SANTA MESSA NEL PALAZZO DELLE ESPOSIZIONI

OMELIA DI GIOVANNI PAOLO II

Ginevra, 15 giugno 1982

 

1. Cari fratelli e sorelle.

Dopo i molteplici e significativi incontri, che questa troppo breve giornata a Ginevra mi ha permesso di avere, dopo vari discorsi che ci siamo scambiati, dopo i voti di ogni genere che abbiamo formulato secondo le finalità delle istanze esaminate, era giusto, nel momento in cui la pace della sera avvolge la città, radunarci fra credenti, in questo incontro con Cristo. Ascoltare le parole pronunciate nel nome di Dio dal profeta Isaia e dai figli di Dio. Entrare noi stessi nell’alleanza che ci impegna più di qualsiasi voto, condividendo il Corpo e il Sangue del Signore offerti per il rinnovamento del mondo intero.

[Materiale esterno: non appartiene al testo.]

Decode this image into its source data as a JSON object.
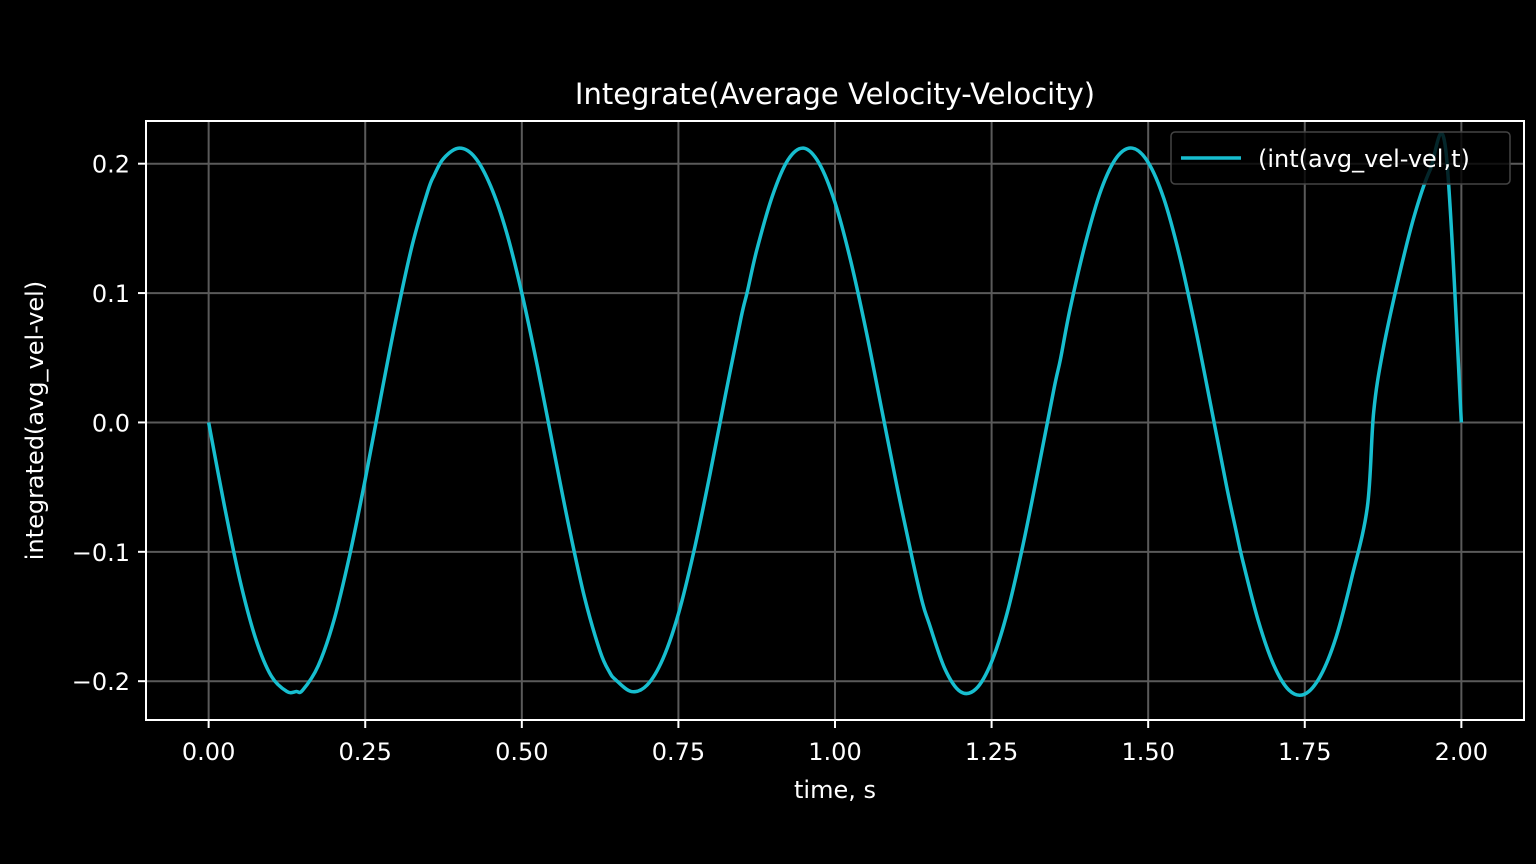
{
  "chart_data": {
    "type": "line",
    "title": "Integrate(Average Velocity-Velocity)",
    "xlabel": "time, s",
    "ylabel": "integrated(avg_vel-vel)",
    "xlim": [
      -0.1,
      2.1
    ],
    "ylim": [
      -0.23,
      0.233
    ],
    "grid": true,
    "x_ticks": [
      0.0,
      0.25,
      0.5,
      0.75,
      1.0,
      1.25,
      1.5,
      1.75,
      2.0
    ],
    "x_tick_labels": [
      "0.00",
      "0.25",
      "0.50",
      "0.75",
      "1.00",
      "1.25",
      "1.50",
      "1.75",
      "2.00"
    ],
    "y_ticks": [
      -0.2,
      -0.1,
      0.0,
      0.1,
      0.2
    ],
    "y_tick_labels": [
      "−0.2",
      "−0.1",
      "0.0",
      "0.1",
      "0.2"
    ],
    "legend_placement": "top-right",
    "series": [
      {
        "name": "(int(avg_vel-vel,t)",
        "color": "#17becf",
        "x": [
          0.0,
          0.025,
          0.05,
          0.075,
          0.1,
          0.125,
          0.14,
          0.15,
          0.175,
          0.2,
          0.225,
          0.25,
          0.275,
          0.3,
          0.325,
          0.35,
          0.36,
          0.375,
          0.4,
          0.425,
          0.45,
          0.475,
          0.5,
          0.525,
          0.55,
          0.575,
          0.6,
          0.625,
          0.64,
          0.65,
          0.675,
          0.7,
          0.725,
          0.75,
          0.775,
          0.8,
          0.825,
          0.85,
          0.86,
          0.875,
          0.9,
          0.925,
          0.95,
          0.975,
          1.0,
          1.025,
          1.05,
          1.075,
          1.1,
          1.125,
          1.14,
          1.15,
          1.175,
          1.2,
          1.225,
          1.25,
          1.275,
          1.3,
          1.325,
          1.35,
          1.36,
          1.375,
          1.4,
          1.425,
          1.45,
          1.475,
          1.5,
          1.525,
          1.55,
          1.575,
          1.6,
          1.625,
          1.64,
          1.65,
          1.675,
          1.7,
          1.725,
          1.75,
          1.775,
          1.8,
          1.825,
          1.85,
          1.86,
          1.875,
          1.9,
          1.925,
          1.95,
          1.975,
          2.0
        ],
        "y": [
          0.0,
          -0.064,
          -0.122,
          -0.167,
          -0.196,
          -0.208,
          -0.208,
          -0.207,
          -0.188,
          -0.153,
          -0.103,
          -0.044,
          0.02,
          0.082,
          0.137,
          0.179,
          0.191,
          0.204,
          0.212,
          0.205,
          0.183,
          0.148,
          0.1,
          0.043,
          -0.019,
          -0.08,
          -0.135,
          -0.177,
          -0.193,
          -0.199,
          -0.208,
          -0.203,
          -0.183,
          -0.148,
          -0.099,
          -0.041,
          0.021,
          0.081,
          0.101,
          0.133,
          0.175,
          0.203,
          0.212,
          0.2,
          0.17,
          0.125,
          0.07,
          0.009,
          -0.052,
          -0.109,
          -0.14,
          -0.155,
          -0.19,
          -0.208,
          -0.206,
          -0.185,
          -0.147,
          -0.095,
          -0.035,
          0.027,
          0.049,
          0.087,
          0.139,
          0.18,
          0.205,
          0.212,
          0.201,
          0.173,
          0.129,
          0.074,
          0.013,
          -0.049,
          -0.083,
          -0.105,
          -0.152,
          -0.187,
          -0.207,
          -0.21,
          -0.196,
          -0.166,
          -0.12,
          -0.065,
          0.008,
          0.056,
          0.112,
          0.16,
          0.195,
          0.211,
          0.0
        ]
      }
    ]
  }
}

Come ogni celebrazione Eucaristica, questa che ho la gioia e la grazia di presiedere fra voi, è in realtà la realizzazione del sacrificio unico del Signore Gesù attraverso il tempo e lo spazio: celebrazione che si compie in un punto del globo, ma che si ripete sempre a beneficio dell’umanità intera. Cristiani, venuti soprattutto da Ginevra, ma anche da altre regioni della Svizzera e dai paesi vicini, prendiamo insieme coscienza degli effetti straordinari e misteriosi di questa Eucaristia. Del resto il fatto di celebrarla in questo luogo del mondo ci può aiutare a comprendere qualcosa del diffondersi invisibile dell’offerta sacramentale della vita, morte e resurrezione del Signore. Ginevra, nel contempo ricca di lunghissima storia e limitata in questa posizione geografica, ha una vocazione universale, per il fatto che vi risiedono in permanenza organizzazioni internazionali che hanno lo scopo di aiutare a risolvere i grandi problemi di cui si discute nella nostra epoca.

Oggi il Signore - come ieri, come sempre - è luce e vita per i credenti.

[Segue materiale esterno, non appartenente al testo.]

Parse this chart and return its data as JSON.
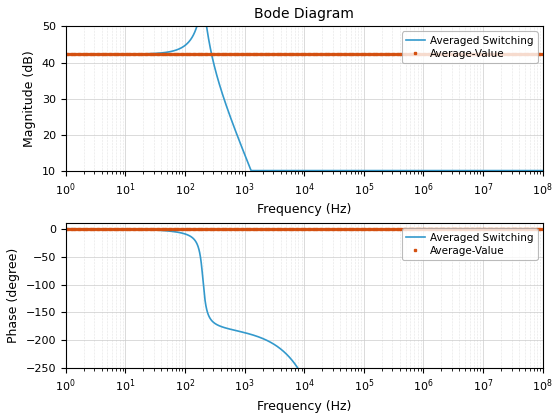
{
  "title": "Bode Diagram",
  "xlabel": "Frequency (Hz)",
  "ylabel_mag": "Magnitude (dB)",
  "ylabel_phase": "Phase (degree)",
  "freq_range": [
    1,
    100000000.0
  ],
  "mag_ylim": [
    10,
    50
  ],
  "phase_ylim": [
    -250,
    10
  ],
  "avg_value_mag": 42.3,
  "avg_value_phase": 0.0,
  "color_switching": "#3399cc",
  "color_avg": "#d45010",
  "legend_labels": [
    "Averaged Switching",
    "Average-Value"
  ],
  "lc_freq": 200,
  "Q": 4.5,
  "dc_gain_db": 42.3,
  "mag_floor": 10.2,
  "delay_T": 2.5e-05,
  "num_markers": 200,
  "grid_color": "#cccccc",
  "grid_major_style": "-",
  "grid_minor_style": ":",
  "yticks_mag": [
    10,
    20,
    30,
    40,
    50
  ],
  "yticks_phase": [
    0,
    -50,
    -100,
    -150,
    -200,
    -250
  ],
  "marker_size": 2.0,
  "line_width": 1.2
}
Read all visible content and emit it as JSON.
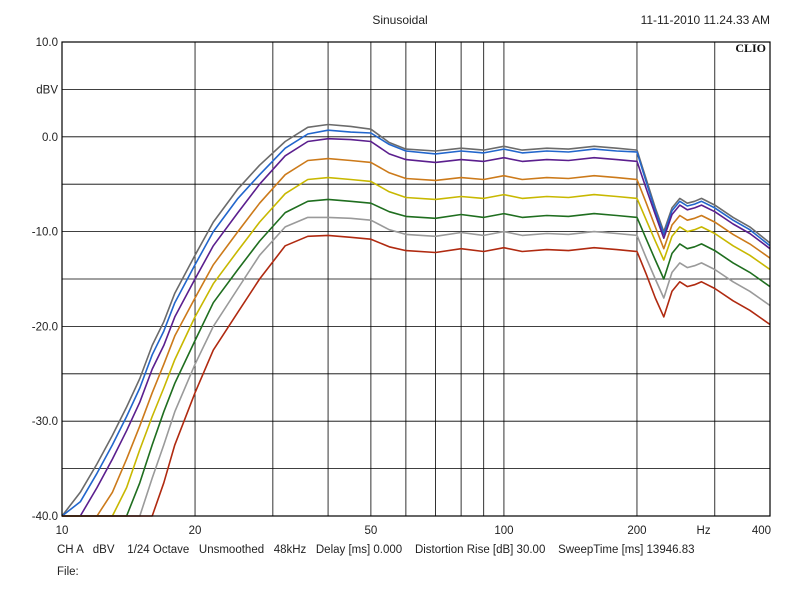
{
  "header": {
    "title": "Sinusoidal",
    "timestamp": "11-11-2010 11.24.33 AM",
    "brand": "CLIO"
  },
  "footer": {
    "line1": "CH A   dBV    1/24 Octave   Unsmoothed   48kHz   Delay [ms] 0.000    Distortion Rise [dB] 30.00    SweepTime [ms] 13946.83",
    "line2": "File:"
  },
  "chart_data": {
    "type": "line",
    "title": "Sinusoidal",
    "xlabel": "Hz",
    "ylabel": "dBV",
    "xscale": "log",
    "xlim": [
      10,
      400
    ],
    "ylim": [
      -40,
      10
    ],
    "grid": true,
    "x_ticks": [
      10,
      20,
      50,
      100,
      200,
      400
    ],
    "x_tick_labels": [
      "10",
      "20",
      "50",
      "100",
      "200",
      "400"
    ],
    "x_minor_gridlines": [
      30,
      40,
      60,
      70,
      80,
      90,
      300
    ],
    "y_ticks": [
      10,
      0,
      -10,
      -20,
      -30,
      -40
    ],
    "y_tick_labels": [
      "10.0",
      "0.0",
      "-10.0",
      "-20.0",
      "-30.0",
      "-40.0"
    ],
    "y_unit_label": "dBV",
    "x_unit_label": "Hz",
    "x": [
      10,
      11,
      12,
      13,
      14,
      15,
      16,
      17,
      18,
      20,
      22,
      25,
      28,
      32,
      36,
      40,
      45,
      50,
      55,
      60,
      70,
      80,
      90,
      100,
      110,
      125,
      140,
      160,
      180,
      200,
      210,
      220,
      230,
      240,
      250,
      260,
      270,
      280,
      300,
      330,
      360,
      400
    ],
    "series": [
      {
        "color": "#6b6b6b",
        "values": [
          -40.0,
          -37.5,
          -34.5,
          -31.5,
          -28.5,
          -25.5,
          -22.0,
          -19.5,
          -16.5,
          -12.5,
          -9.0,
          -5.5,
          -3.0,
          -0.5,
          1.0,
          1.3,
          1.1,
          0.8,
          -0.6,
          -1.3,
          -1.5,
          -1.2,
          -1.4,
          -1.0,
          -1.4,
          -1.2,
          -1.3,
          -1.0,
          -1.2,
          -1.4,
          -4.5,
          -7.5,
          -10.0,
          -7.5,
          -6.5,
          -7.0,
          -6.8,
          -6.5,
          -7.2,
          -8.5,
          -9.5,
          -11.2
        ]
      },
      {
        "color": "#2266cc",
        "values": [
          -40.0,
          -38.5,
          -35.5,
          -32.5,
          -29.5,
          -26.5,
          -23.0,
          -20.5,
          -17.5,
          -13.5,
          -10.0,
          -6.5,
          -4.0,
          -1.2,
          0.3,
          0.7,
          0.5,
          0.4,
          -0.8,
          -1.5,
          -1.8,
          -1.5,
          -1.7,
          -1.3,
          -1.7,
          -1.5,
          -1.6,
          -1.3,
          -1.5,
          -1.6,
          -4.8,
          -7.8,
          -10.3,
          -7.8,
          -6.8,
          -7.3,
          -7.1,
          -6.8,
          -7.5,
          -8.8,
          -9.8,
          -11.5
        ]
      },
      {
        "color": "#5b1f8e",
        "values": [
          -40.0,
          -40.0,
          -37.0,
          -34.0,
          -31.0,
          -28.0,
          -24.5,
          -22.0,
          -19.0,
          -15.0,
          -11.5,
          -8.0,
          -5.0,
          -2.0,
          -0.5,
          -0.2,
          -0.3,
          -0.5,
          -1.8,
          -2.4,
          -2.7,
          -2.4,
          -2.6,
          -2.2,
          -2.6,
          -2.4,
          -2.5,
          -2.2,
          -2.4,
          -2.6,
          -5.5,
          -8.2,
          -10.7,
          -8.2,
          -7.2,
          -7.7,
          -7.5,
          -7.2,
          -7.9,
          -9.2,
          -10.2,
          -11.8
        ]
      },
      {
        "color": "#cc7a1a",
        "values": [
          -40.0,
          -40.0,
          -40.0,
          -37.5,
          -34.0,
          -30.5,
          -27.0,
          -24.0,
          -21.0,
          -17.0,
          -13.5,
          -10.0,
          -7.0,
          -4.0,
          -2.5,
          -2.3,
          -2.5,
          -2.7,
          -3.8,
          -4.4,
          -4.6,
          -4.3,
          -4.5,
          -4.1,
          -4.5,
          -4.3,
          -4.4,
          -4.1,
          -4.3,
          -4.5,
          -7.0,
          -9.5,
          -11.8,
          -9.3,
          -8.3,
          -8.8,
          -8.6,
          -8.3,
          -9.0,
          -10.3,
          -11.3,
          -12.8
        ]
      },
      {
        "color": "#c8b800",
        "values": [
          -40.0,
          -40.0,
          -40.0,
          -40.0,
          -37.0,
          -33.0,
          -29.5,
          -26.5,
          -23.5,
          -19.0,
          -15.5,
          -12.0,
          -9.0,
          -6.0,
          -4.5,
          -4.3,
          -4.5,
          -4.7,
          -5.8,
          -6.4,
          -6.6,
          -6.3,
          -6.5,
          -6.1,
          -6.5,
          -6.3,
          -6.4,
          -6.1,
          -6.3,
          -6.5,
          -8.8,
          -11.0,
          -13.0,
          -10.5,
          -9.5,
          -10.0,
          -9.8,
          -9.5,
          -10.2,
          -11.5,
          -12.5,
          -14.0
        ]
      },
      {
        "color": "#1f6e1f",
        "values": [
          -40.0,
          -40.0,
          -40.0,
          -40.0,
          -40.0,
          -36.5,
          -32.5,
          -29.0,
          -26.0,
          -21.5,
          -17.5,
          -14.0,
          -11.0,
          -8.0,
          -6.8,
          -6.6,
          -6.8,
          -7.0,
          -7.9,
          -8.4,
          -8.6,
          -8.2,
          -8.5,
          -8.1,
          -8.5,
          -8.3,
          -8.4,
          -8.1,
          -8.3,
          -8.5,
          -10.8,
          -13.0,
          -15.0,
          -12.3,
          -11.3,
          -11.8,
          -11.6,
          -11.3,
          -12.0,
          -13.3,
          -14.3,
          -15.8
        ]
      },
      {
        "color": "#9a9a9a",
        "values": [
          -40.0,
          -40.0,
          -40.0,
          -40.0,
          -40.0,
          -40.0,
          -36.0,
          -32.5,
          -29.0,
          -24.0,
          -20.0,
          -16.0,
          -12.5,
          -9.5,
          -8.5,
          -8.5,
          -8.6,
          -8.8,
          -9.8,
          -10.3,
          -10.5,
          -10.1,
          -10.4,
          -10.0,
          -10.4,
          -10.2,
          -10.3,
          -10.0,
          -10.2,
          -10.4,
          -12.8,
          -15.0,
          -17.0,
          -14.3,
          -13.3,
          -13.8,
          -13.6,
          -13.3,
          -14.0,
          -15.3,
          -16.3,
          -17.8
        ]
      },
      {
        "color": "#b02a10",
        "values": [
          -40.0,
          -40.0,
          -40.0,
          -40.0,
          -40.0,
          -40.0,
          -40.0,
          -36.5,
          -32.5,
          -27.0,
          -22.5,
          -18.5,
          -15.0,
          -11.5,
          -10.5,
          -10.4,
          -10.6,
          -10.8,
          -11.6,
          -12.0,
          -12.2,
          -11.8,
          -12.1,
          -11.7,
          -12.1,
          -11.9,
          -12.0,
          -11.7,
          -11.9,
          -12.1,
          -14.5,
          -17.0,
          -19.0,
          -16.3,
          -15.3,
          -15.8,
          -15.6,
          -15.3,
          -16.0,
          -17.3,
          -18.3,
          -19.8
        ]
      }
    ]
  }
}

2. La prima luce che scaturisce da questa liturgia della parola è che non c’è religione autentica senza ricerca di giustizia fra gli uomini. Isaia esorta i suoi compatrioti alla conversione, alla ripresa seria degli accordi che costituiscono l’alleanza fra Dio e il suo popolo. La penitenza e il digiuno, certo, esprimono questa conversione, ma per essere veri, per “giustificare” l’uomo, per raggiungere il Dio invisibile, bisogna che essi includano un impegno di giustizia verso il prossimo visibile: “far cadere le catene ingiuste”, “bandire le azioni minacciose”, “spezzare i gioghi”, “liberare gli oppressi, soccorrere colui che non ha pane, né tetto, né vestiti. Allora per te che sei alla ricerca di un’alba di speranza in questo mondo difficile, “la tua luce scaturirà come l’aurora, le tue forze rapidamente ritorneranno, la giustizia marcerà davanti a te”.

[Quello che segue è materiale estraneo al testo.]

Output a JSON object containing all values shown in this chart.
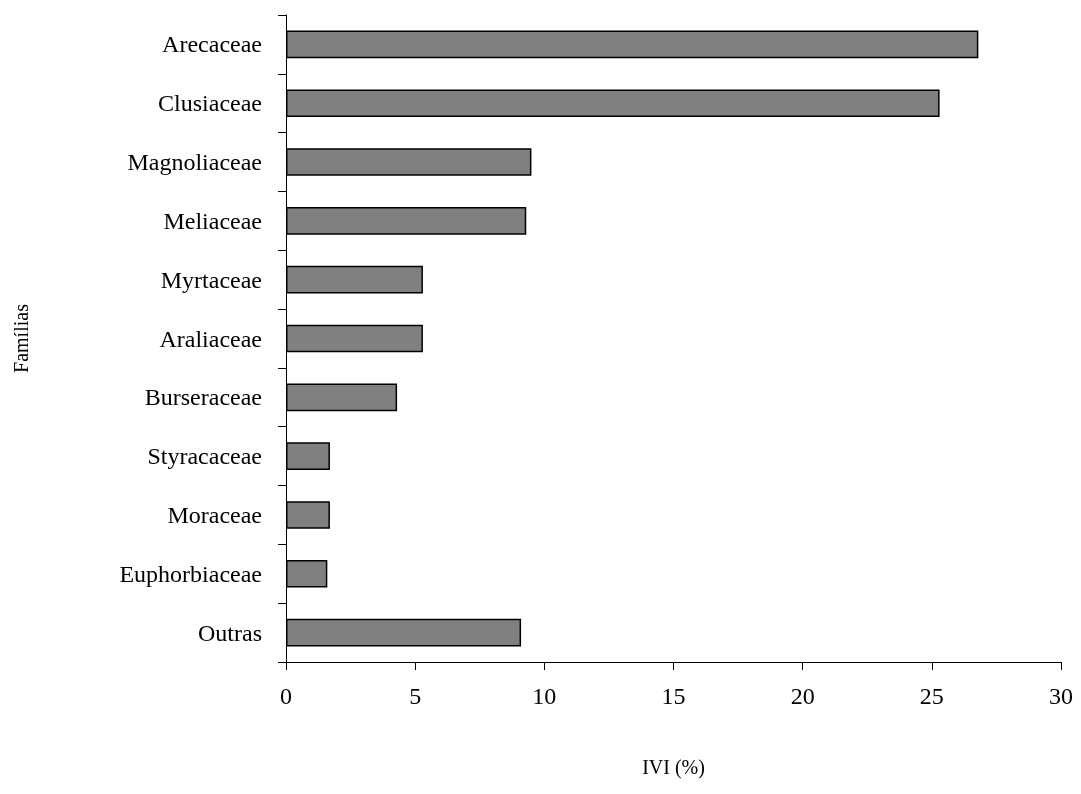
{
  "chart_data": {
    "type": "bar",
    "orientation": "horizontal",
    "xlabel": "IVI (%)",
    "ylabel": "Famílias",
    "categories": [
      "Arecaceae",
      "Clusiaceae",
      "Magnoliaceae",
      "Meliaceae",
      "Myrtaceae",
      "Araliaceae",
      "Burseraceae",
      "Styracaceae",
      "Moraceae",
      "Euphorbiaceae",
      "Outras"
    ],
    "values": [
      26.8,
      25.3,
      9.5,
      9.3,
      5.3,
      5.3,
      4.3,
      1.7,
      1.7,
      1.6,
      9.1
    ],
    "color": "#808080",
    "xlim": [
      0,
      30
    ],
    "xticks": [
      0,
      5,
      10,
      15,
      20,
      25,
      30
    ],
    "grid": false
  }
}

3. Isaia, e ancor di più Gesù, ci permettono di aggiungere: non c’è giustizia senza amore, senza carità. Spesso noi stessi non ci rendiamo conto di aver imposto al nostro prossimo catene ingiuste, gioghi pesanti, oppressioni, parole crudeli, se non nel momento in cui noi stessi siamo partecipi di una situazione ingiusta. Ma ciò che ci viene chiesto continuamente è: hai mai sfuggito un tuo simile?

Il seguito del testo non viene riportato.